Unthinkable: Should Trinity make poverty history or find a cure for cancer?
TCD has pledged to tackle one of the ‘great questions facing humankind’, but which one should it choose?
The global disparity of healthcare is unjust. The current Ebola outbreak is a perfect example of inequity. Photograph: Christopher Black/WHO/Handout via Reuters
You can’t fault Trinity College Dublin for its ambition. Not only is it trying to raise the guts of €600 million through philanthropy over the next five years to fund its strategic plan, but it says it will identify and then tackle a “global research question” with the aim of making a “long-term positive impact” on humanity.
The global question could spring from science or the humanities. The university only stipulates that it plays to the research strengths of Trinity. Oh, and also that it’s also one of the “great questions facing the future of humankind”.
So what should TCD try to do? Make poverty history? Find a cure for cancer?
Unthinkable seeks some views from the Trinity campus:
Kevin Mitchell, associate professor, Smurfit Institute of Genetics
“One area that I would really like to see Trinity taking an active leadership role in is the challenge of mental illness.
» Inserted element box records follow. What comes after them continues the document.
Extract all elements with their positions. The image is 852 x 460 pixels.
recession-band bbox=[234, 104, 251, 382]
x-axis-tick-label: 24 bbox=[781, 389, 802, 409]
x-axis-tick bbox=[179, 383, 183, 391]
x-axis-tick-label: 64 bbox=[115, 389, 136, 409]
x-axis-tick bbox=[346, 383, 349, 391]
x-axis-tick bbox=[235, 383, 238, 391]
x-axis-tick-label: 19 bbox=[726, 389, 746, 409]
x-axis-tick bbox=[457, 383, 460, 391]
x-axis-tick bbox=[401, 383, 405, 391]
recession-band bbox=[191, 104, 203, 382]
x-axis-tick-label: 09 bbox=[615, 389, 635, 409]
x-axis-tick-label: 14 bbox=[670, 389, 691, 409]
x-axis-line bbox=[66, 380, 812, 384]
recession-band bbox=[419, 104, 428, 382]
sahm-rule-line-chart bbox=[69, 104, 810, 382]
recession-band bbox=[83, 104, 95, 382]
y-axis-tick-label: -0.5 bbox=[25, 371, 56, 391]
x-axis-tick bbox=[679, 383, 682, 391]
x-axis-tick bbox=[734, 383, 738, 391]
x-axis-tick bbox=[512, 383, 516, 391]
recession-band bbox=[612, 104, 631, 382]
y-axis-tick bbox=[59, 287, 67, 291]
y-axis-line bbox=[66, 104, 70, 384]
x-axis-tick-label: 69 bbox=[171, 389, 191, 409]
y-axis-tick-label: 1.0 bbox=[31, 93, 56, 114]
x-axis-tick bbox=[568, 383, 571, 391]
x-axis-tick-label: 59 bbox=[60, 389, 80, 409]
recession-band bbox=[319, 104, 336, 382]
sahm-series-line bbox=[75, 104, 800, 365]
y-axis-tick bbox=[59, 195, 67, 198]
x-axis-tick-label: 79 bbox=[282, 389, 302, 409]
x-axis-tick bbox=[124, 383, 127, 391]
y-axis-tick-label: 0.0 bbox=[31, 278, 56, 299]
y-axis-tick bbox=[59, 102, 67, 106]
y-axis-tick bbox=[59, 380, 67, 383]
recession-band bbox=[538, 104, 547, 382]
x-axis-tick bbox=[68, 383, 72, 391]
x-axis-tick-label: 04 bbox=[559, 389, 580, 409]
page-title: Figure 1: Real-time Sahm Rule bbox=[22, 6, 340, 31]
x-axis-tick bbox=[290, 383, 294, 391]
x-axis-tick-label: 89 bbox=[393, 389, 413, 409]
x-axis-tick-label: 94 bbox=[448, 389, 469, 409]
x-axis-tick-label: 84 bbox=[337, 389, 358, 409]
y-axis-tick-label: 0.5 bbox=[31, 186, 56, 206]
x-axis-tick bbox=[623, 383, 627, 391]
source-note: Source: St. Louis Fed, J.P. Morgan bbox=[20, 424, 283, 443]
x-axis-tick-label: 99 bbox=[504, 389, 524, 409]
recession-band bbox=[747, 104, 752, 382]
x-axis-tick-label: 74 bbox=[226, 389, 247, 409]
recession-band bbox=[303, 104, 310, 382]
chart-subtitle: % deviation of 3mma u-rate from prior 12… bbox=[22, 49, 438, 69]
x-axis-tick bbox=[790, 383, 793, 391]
Brain-based disorders affect
more than 35 per cent of people over their lifetime and generate a larger health and economic burden than cancer or cardiovascular disease, but receive far less funding for research.
“Until recently, we have had very little understanding of the underlying causes of conditions such as schizophrenia, autism and depression, and psychiatry has lagged far behind other areas of medicine in the development of new treatments. But that is changing, with important advances in genetics that have helped to identify many specific causes of mental illness and provided tools to uncover the underlying mechanisms causing psychiatric symptoms.”
Dr Paul O’Grady
Department of philosophy “While humankind has unquestionably advanced in knowledge – especially scientific knowledge – it is not at all clear that it has advanced in wisdom. What is wisdom and why might it be important?
“Despite the word philosophy meaning ‘love of wisdom’, there is little academic research within philosophy on this topic. However, recent changes in epistemology (the theoretical study of knowledge) has made the prospects for clarifying wisdom better. Renewed interest in the study of virtue and how we might have intellectual virtue has led to a changed way of exploring questions of knowledge, value, happiness and their interconnections.
“Implications of a sustained research programme into wisdom include insights for ethics, education, psychology, psychotherapy, as well as theoretical advances within philosophy itself, offering new analyses of knowledge, justification, contextualism and different kinds of knowledge.”
Amy Worrall, medical student, secretary to the TCD Scholars
“The existing global disparity of healthcare is unjust. The current Ebola outbreak or the prohibitive costs of personalised medicine are perfect examples of inequity.
“How can we make healthcare available and sustainable for all in society? What practical and economic benefits would follow? Could we learn from looking to Cuba or Scandinavia?
“Adopting an interdisciplinary global research question based on universal access to healthcare would allow researchers to be ambitious and strive for a truly just, healthy and sustainable world.”
Brian Lucey, professor in finance
“How can we move to a post-scarcity world? There are huge changes potentially happening in three areas. One is 3D-printed technology. Allied to that is the possibility of creating cheap energy through advances in nuclear fusion, and the third issue is the ever expanding internet of ideas and things.
“Those three things together would create an entirely new economy and society, and I would be asking: how can Trinity aid in that? How can we contribute to a post-scarcity world?”